What each department has spent

  • Cabinet Office: Paid: £979,150; Spent: £40,358 – 4 per cent (Up to April 2018)
  • Department for Business, Energy and Industrial Strategy/Department for International Trade: Paid: £968,084; Spent: £31,000 – 3 per cent (Up to April 2018)
  • Department for Digital, Culture, Media and Sport: Paid: £221,972; Spent: £24,000 – 11 per cent (Up to August 2018)
  • Department for Education: Paid: £1,800,000; Spent: £79,000 – 4 per cent (Up to July 2018)
  • Department for Environment, Food and Rural Affairs: Paid: £547,456; Spent: £22,889 – 4 per cent (Up to April 2018)
  • Department for Exiting the European Union: Paid: £131,791; Spent: £0 – 0 per cent (Up to August 2018)
  • Department for International Development: Paid: £626,451; Spent: £13,913 ؘ– 2 per cent (Up to July 2018)
  • Department for Transport: Paid: £2,530,445; Spent: £54,751 – 2 per cent (Up to July 2018)
  • Department of Health and Social Care: Paid: £327,407; Spent: £39,998 – 12 per cent (Up to April 2018)
  • Foreign and Commonwealth Office: Paid: £748,881; Spent: £34,512 – 5 per cent (Up to August 2018)
  • HM Treasury: Paid: £372,574; Spent: £9,989 – 3 per cent (Up to August 2018)
  • Ministry of Defence: Paid: £35,200,000; Spent: £12,700,000 – 36 per cent (Up to March 2018)
  • Ministry of Housing, Communities and Local Government: Paid: £359,196; Spent: £0 – 0 per cent (Up to April 2018)
  • Ministry of Justice: Paid: £2,526,375; Spent: £83,826 – 3 per cent (Up to June 2018)
  • Northern Ireland Office: Paid: £27,559; Spent: £5,500 – 20 per cent (Up to August 2018)

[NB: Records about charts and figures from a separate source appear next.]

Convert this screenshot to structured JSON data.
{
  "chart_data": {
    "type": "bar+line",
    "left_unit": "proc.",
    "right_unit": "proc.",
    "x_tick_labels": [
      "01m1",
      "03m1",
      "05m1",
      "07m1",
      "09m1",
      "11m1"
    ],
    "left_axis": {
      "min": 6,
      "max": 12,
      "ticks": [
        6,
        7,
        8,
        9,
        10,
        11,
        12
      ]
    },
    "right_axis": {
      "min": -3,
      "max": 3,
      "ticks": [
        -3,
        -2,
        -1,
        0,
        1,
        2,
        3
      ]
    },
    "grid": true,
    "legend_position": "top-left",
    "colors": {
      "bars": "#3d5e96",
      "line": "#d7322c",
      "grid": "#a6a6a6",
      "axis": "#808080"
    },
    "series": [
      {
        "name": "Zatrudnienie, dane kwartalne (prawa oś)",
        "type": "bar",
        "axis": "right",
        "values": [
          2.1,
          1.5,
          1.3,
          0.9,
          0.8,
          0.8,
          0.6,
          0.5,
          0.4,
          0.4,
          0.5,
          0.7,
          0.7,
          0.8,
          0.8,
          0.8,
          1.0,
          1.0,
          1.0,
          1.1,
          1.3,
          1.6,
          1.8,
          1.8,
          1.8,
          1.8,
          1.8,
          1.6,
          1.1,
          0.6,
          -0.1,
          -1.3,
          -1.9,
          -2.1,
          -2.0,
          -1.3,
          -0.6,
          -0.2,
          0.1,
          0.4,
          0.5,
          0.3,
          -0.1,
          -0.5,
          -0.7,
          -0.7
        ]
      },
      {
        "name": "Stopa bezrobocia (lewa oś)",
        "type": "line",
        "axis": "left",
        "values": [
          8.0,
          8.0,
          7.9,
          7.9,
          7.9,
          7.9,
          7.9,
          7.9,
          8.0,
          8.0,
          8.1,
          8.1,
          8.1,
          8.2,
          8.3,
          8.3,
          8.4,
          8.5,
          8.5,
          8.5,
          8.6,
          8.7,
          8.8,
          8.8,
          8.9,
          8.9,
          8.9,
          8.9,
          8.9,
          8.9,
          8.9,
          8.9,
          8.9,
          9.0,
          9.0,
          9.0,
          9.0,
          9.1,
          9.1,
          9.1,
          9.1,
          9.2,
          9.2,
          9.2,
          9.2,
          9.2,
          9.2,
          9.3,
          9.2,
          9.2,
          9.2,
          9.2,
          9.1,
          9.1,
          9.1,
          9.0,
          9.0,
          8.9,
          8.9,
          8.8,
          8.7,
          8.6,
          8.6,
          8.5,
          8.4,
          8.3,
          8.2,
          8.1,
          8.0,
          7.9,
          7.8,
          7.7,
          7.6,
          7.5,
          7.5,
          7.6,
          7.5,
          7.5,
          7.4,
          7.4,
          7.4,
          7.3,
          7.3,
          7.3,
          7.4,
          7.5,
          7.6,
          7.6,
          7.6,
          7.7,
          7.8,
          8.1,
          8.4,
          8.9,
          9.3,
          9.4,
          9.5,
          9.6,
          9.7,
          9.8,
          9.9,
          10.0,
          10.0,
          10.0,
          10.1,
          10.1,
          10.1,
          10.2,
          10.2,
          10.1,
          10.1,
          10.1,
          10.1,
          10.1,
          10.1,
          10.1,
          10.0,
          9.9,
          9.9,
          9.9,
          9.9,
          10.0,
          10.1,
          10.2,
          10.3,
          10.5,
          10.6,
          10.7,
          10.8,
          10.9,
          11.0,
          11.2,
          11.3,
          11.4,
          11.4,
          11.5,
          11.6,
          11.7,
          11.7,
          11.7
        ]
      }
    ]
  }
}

  • UK Export Finance: Paid: £58,408; Spent: £0 – 0 per cent (Up to April 2018)
  • Notes: The Department for Work and Pensions and the Home Office have not yet replied to our FOI requests.
    The Offices of the Secretaries of States for Scotland and Wales and the Attorney General's Office have a pay bill of less than £3 million and so do not pay the apprenticeship levy.